In September 2009, the state Division of the Budget updated New York’s policy on the “acquisition, usage and assignment” of state vehicles to reduce expenses and help bridge a state budget deficit at the request of Gov. David A. Paterson.

However, former DOCCS Commissioner Brian Fischer, who retired in April, “continued to approve these vehicle assignments in disregard of” the revised state policy that “mandated restrictions on the assignment of vehicles to individual employees,” the report said.

To seek approval for the status quo, Mr.
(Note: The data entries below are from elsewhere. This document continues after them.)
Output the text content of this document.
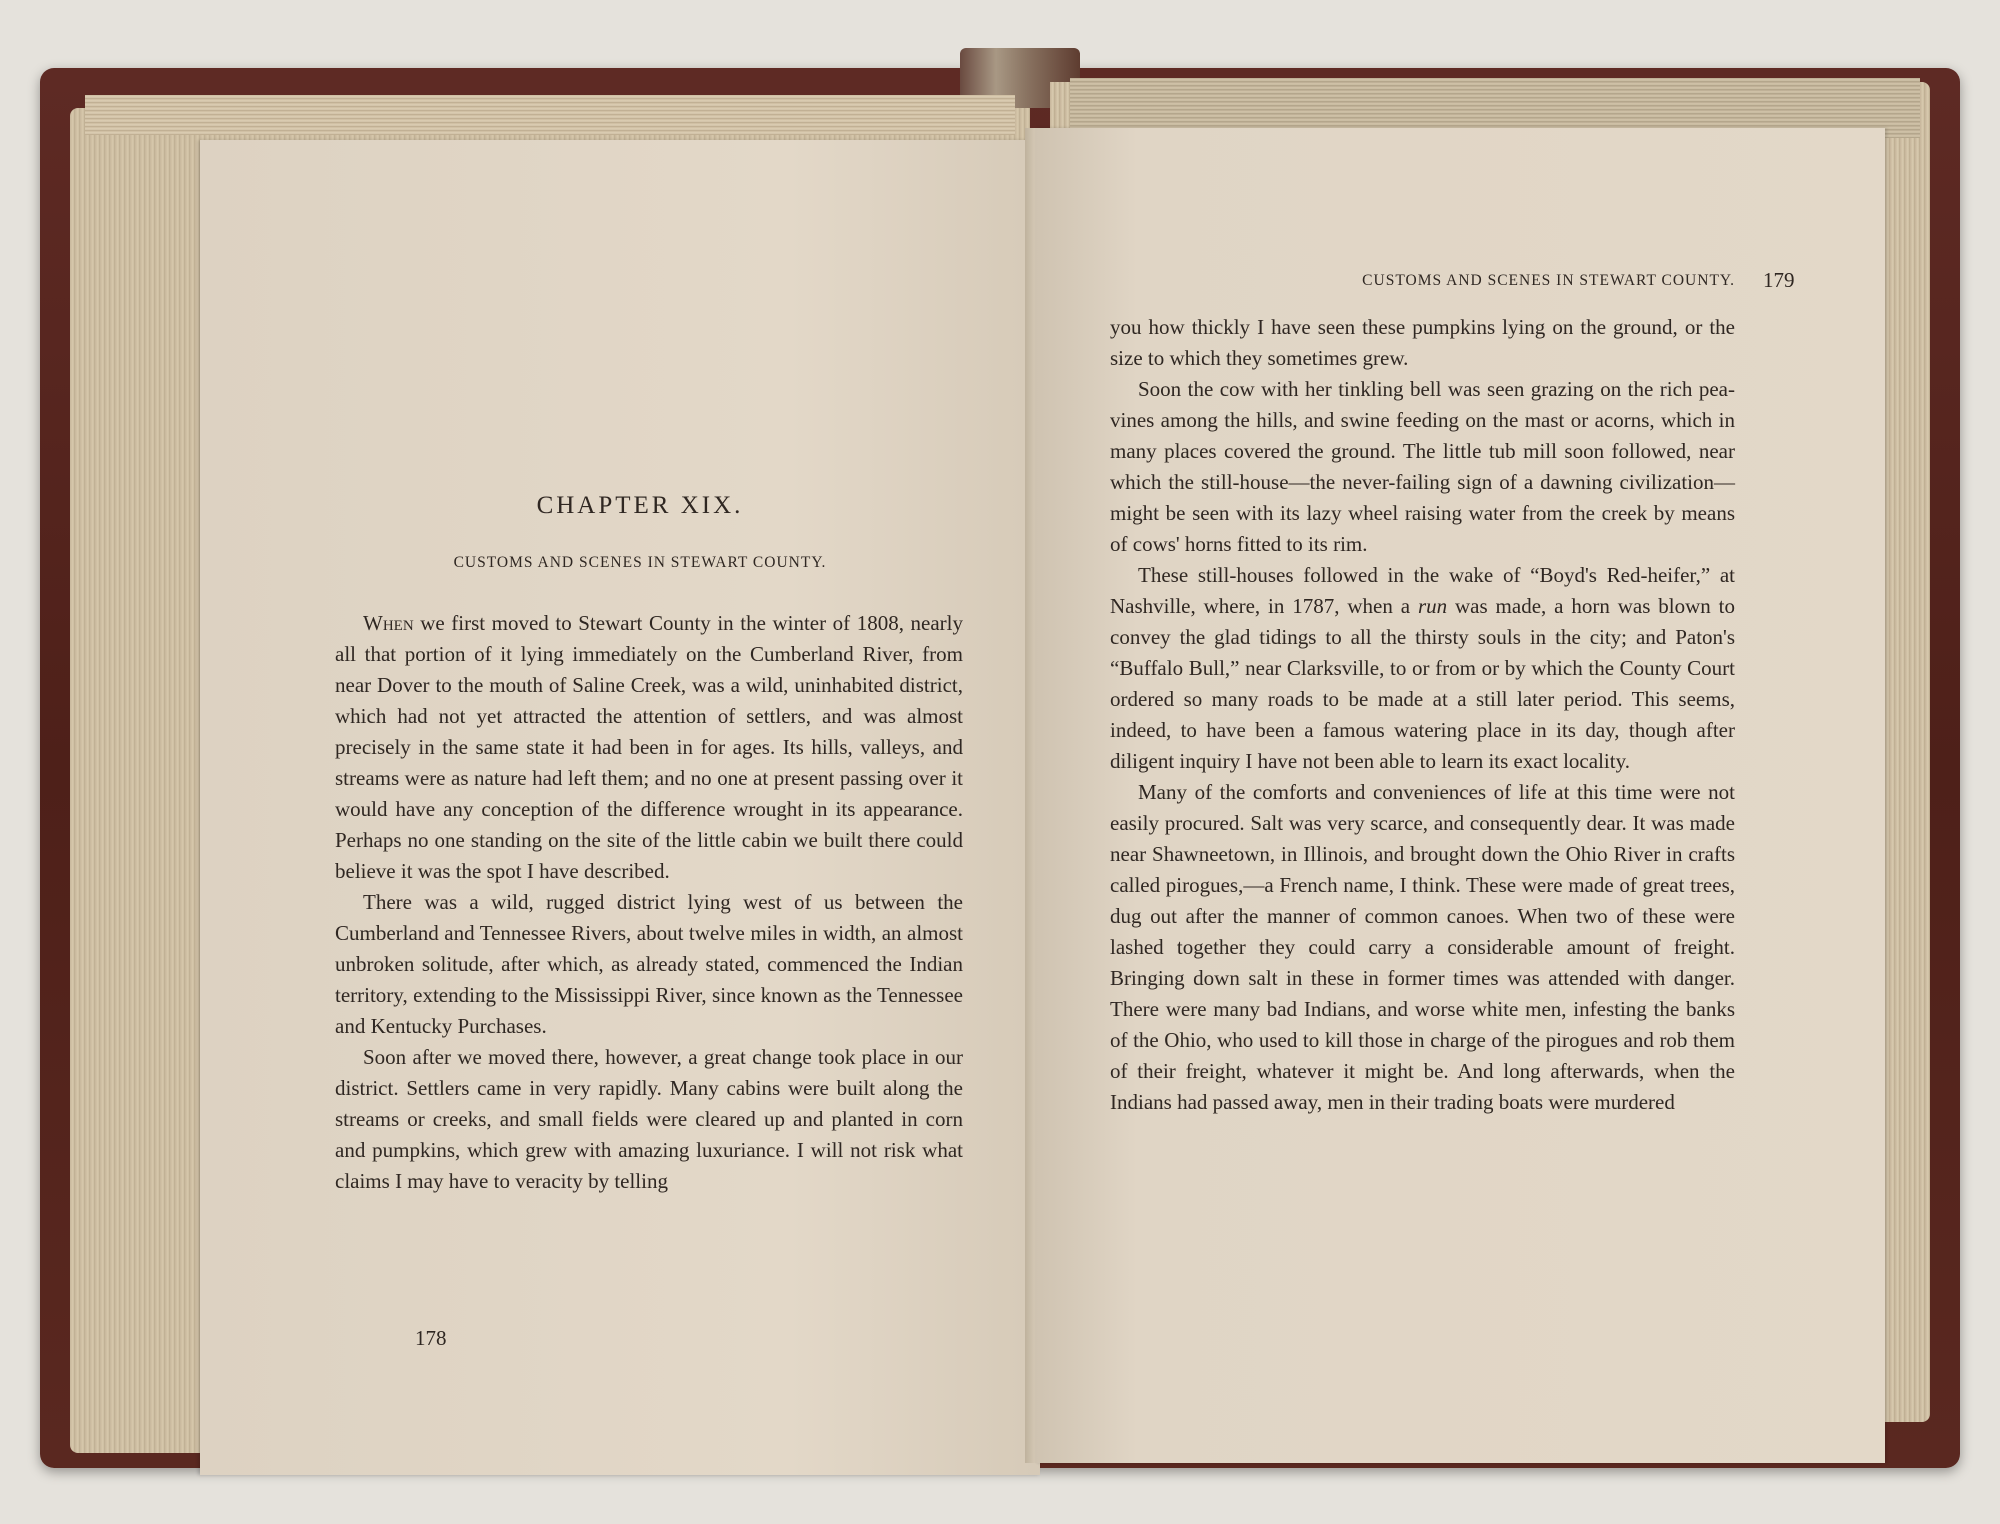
CHAPTER XIX.
CUSTOMS AND SCENES IN STEWART COUNTY.

When we first moved to Stewart County in the winter of 1808, nearly all that portion of it lying immediately on the Cumberland River, from near Dover to the mouth of Saline Creek, was a wild, uninhabited district, which had not yet attracted the attention of settlers, and was almost precisely in the same state it had been in for ages. Its hills, valleys, and streams were as nature had left them; and no one at present passing over it would have any conception of the difference wrought in its appearance. Perhaps no one standing on the site of the little cabin we built there could believe it was the spot I have described.

There was a wild, rugged district lying west of us between the Cumberland and Tennessee Rivers, about twelve miles in width, an almost unbroken solitude, after which, as already stated, commenced the Indian territory, extending to the Mississippi River, since known as the Tennessee and Kentucky Purchases.

Soon after we moved there, however, a great change took place in our district. Settlers came in very rapidly. Many cabins were built along the streams or creeks, and small fields were cleared up and planted in corn and pumpkins, which grew with amazing luxuriance. I will not risk what claims I may have to veracity by telling

178
CUSTOMS AND SCENES IN STEWART COUNTY. 179

you how thickly I have seen these pumpkins lying on the ground, or the size to which they sometimes grew.

Soon the cow with her tinkling bell was seen grazing on the rich pea-vines among the hills, and swine feeding on the mast or acorns, which in many places covered the ground. The little tub mill soon followed, near which the still-house—the never-failing sign of a dawning civilization—might be seen with its lazy wheel raising water from the creek by means of cows' horns fitted to its rim.

These still-houses followed in the wake of “Boyd's Red-heifer,” at Nashville, where, in 1787, when a run was made, a horn was blown to convey the glad tidings to all the thirsty souls in the city; and Paton's “Buffalo Bull,” near Clarksville, to or from or by which the County Court ordered so many roads to be made at a still later period. This seems, indeed, to have been a famous watering place in its day, though after diligent inquiry I have not been able to learn its exact locality.

Many of the comforts and conveniences of life at this time were not easily procured. Salt was very scarce, and consequently dear. It was made near Shawneetown, in Illinois, and brought down the Ohio River in crafts called pirogues,—a French name, I think. These were made of great trees, dug out after the manner of common canoes. When two of these were lashed together they could carry a considerable amount of freight. Bringing down salt in these in former times was attended with danger. There were many bad Indians, and worse white men, infesting the banks of the Ohio, who used to kill those in charge of the pirogues and rob them of their freight, whatever it might be. And long afterwards, when the Indians had passed away, men in their trading boats were murdered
Fischer apparently sent “an inaccurate memorandum” to then-Deputy Secretary for Public Safety Denise O’Donnell claiming “questionable” past approval for the assignment of vehicles to superintendents and “omitting any reference to the assignment of vehicles to certain executive level staff,” the report said.
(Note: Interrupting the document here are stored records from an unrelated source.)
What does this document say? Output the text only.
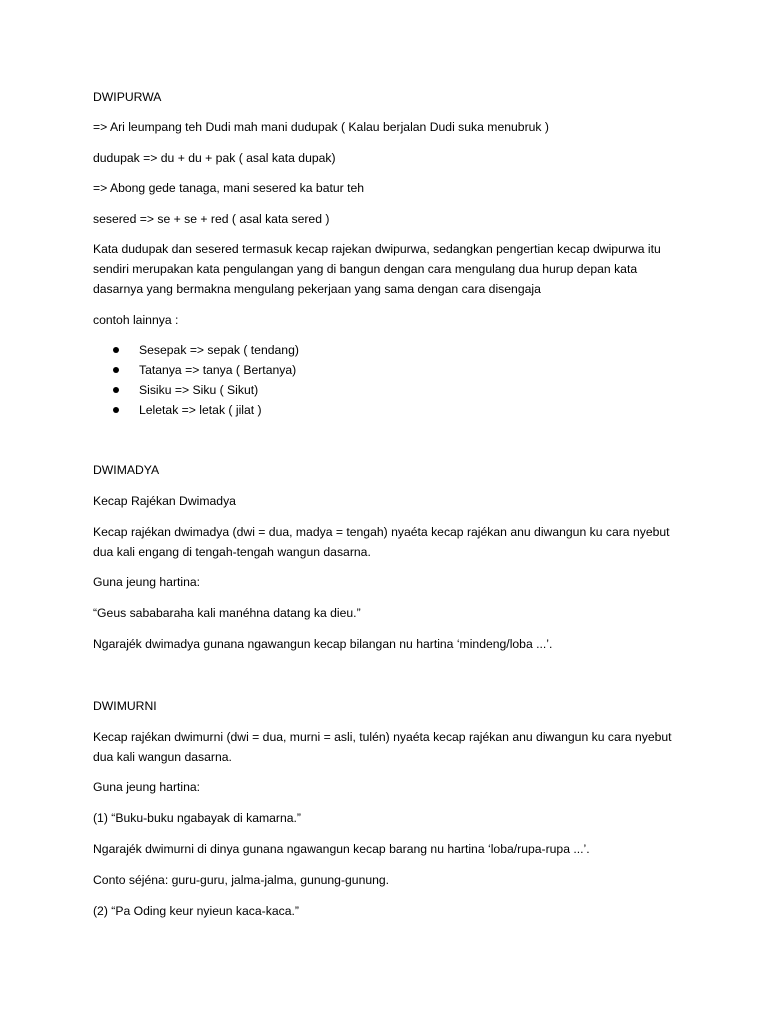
DWIPURWA
=> Ari leumpang teh Dudi mah mani dudupak ( Kalau berjalan Dudi suka menubruk )
dudupak => du + du + pak ( asal kata dupak)
=> Abong gede tanaga, mani sesered ka batur teh
sesered => se + se + red ( asal kata sered )
Kata dudupak dan sesered termasuk kecap rajekan dwipurwa, sedangkan pengertian kecap dwipurwa itu sendiri merupakan kata pengulangan yang di bangun dengan cara mengulang dua hurup depan kata dasarnya yang bermakna mengulang pekerjaan yang sama dengan cara disengaja
contoh lainnya :
Sesepak => sepak ( tendang)
Tatanya => tanya ( Bertanya)
Sisiku => Siku ( Sikut)
Leletak => letak ( jilat )
DWIMADYA
Kecap Rajékan Dwimadya
Kecap rajékan dwimadya (dwi = dua, madya = tengah) nyaéta kecap rajékan anu diwangun ku cara nyebut dua kali engang di tengah-tengah wangun dasarna.
Guna jeung hartina:
“Geus sababaraha kali manéhna datang ka dieu.”
Ngarajék dwimadya gunana ngawangun kecap bilangan nu hartina ‘mindeng/loba ...’.
DWIMURNI
Kecap rajékan dwimurni (dwi = dua, murni = asli, tulén) nyaéta kecap rajékan anu diwangun ku cara nyebut dua kali wangun dasarna.
Guna jeung hartina:
(1) “Buku-buku ngabayak di kamarna.”
Ngarajék dwimurni di dinya gunana ngawangun kecap barang nu hartina ‘loba/rupa-rupa ...’.
Conto séjéna: guru-guru, jalma-jalma, gunung-gunung.
(2) “Pa Oding keur nyieun kaca-kaca.”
“The Inspector General determined that DOCCS superintendents and agency executives mainly use assigned vehicles not for emergencies or other necessary business purposes, but rather for commuting between their homes and workstations, thus receiving an additional, albeit unofficial, benefit,” the report said.

Collectively, jail officials drove a million miles in state vehicles commuting to and from work in 2009 and 2010.

“The use of these vehicles for commuting and non-business purposes was a waste of taxpayer dollars that should never have been sanctioned,” state Inspector General Catherine Leahy Scott said in a news release.

Almost as soon as the revised policy went into effect, a complaint was filed against Mr. Taylor in 2009 that sparked this four-year investigation.

“While investigating the first complaint, the Inspector General ascertained that the Gouverneur Correctional Facility superintendent had a state vehicle specifically assigned to him, which he primarily used to commute daily between his home and the facility, a round trip of approximately 83 miles,” investigators said in their report. “When the Inspector General probed further, it uncovered that this practice was system-wide and longstanding.”

Investigators also found that Mr. Taylor used his state vehicle to stop at the Clayton Town Offices, Riverside Drive, to conduct town business.

“A member of the Clayton Volunteer Fire Department, the superintendent also drove his DOCCS vehicle to the fire station. In addition, he used his state vehicle to attend meetings of the Clayton Antique Boat Museum at the Clayton Museum and the Jefferson County Fire Advisory Board in Watertown,” investigators said.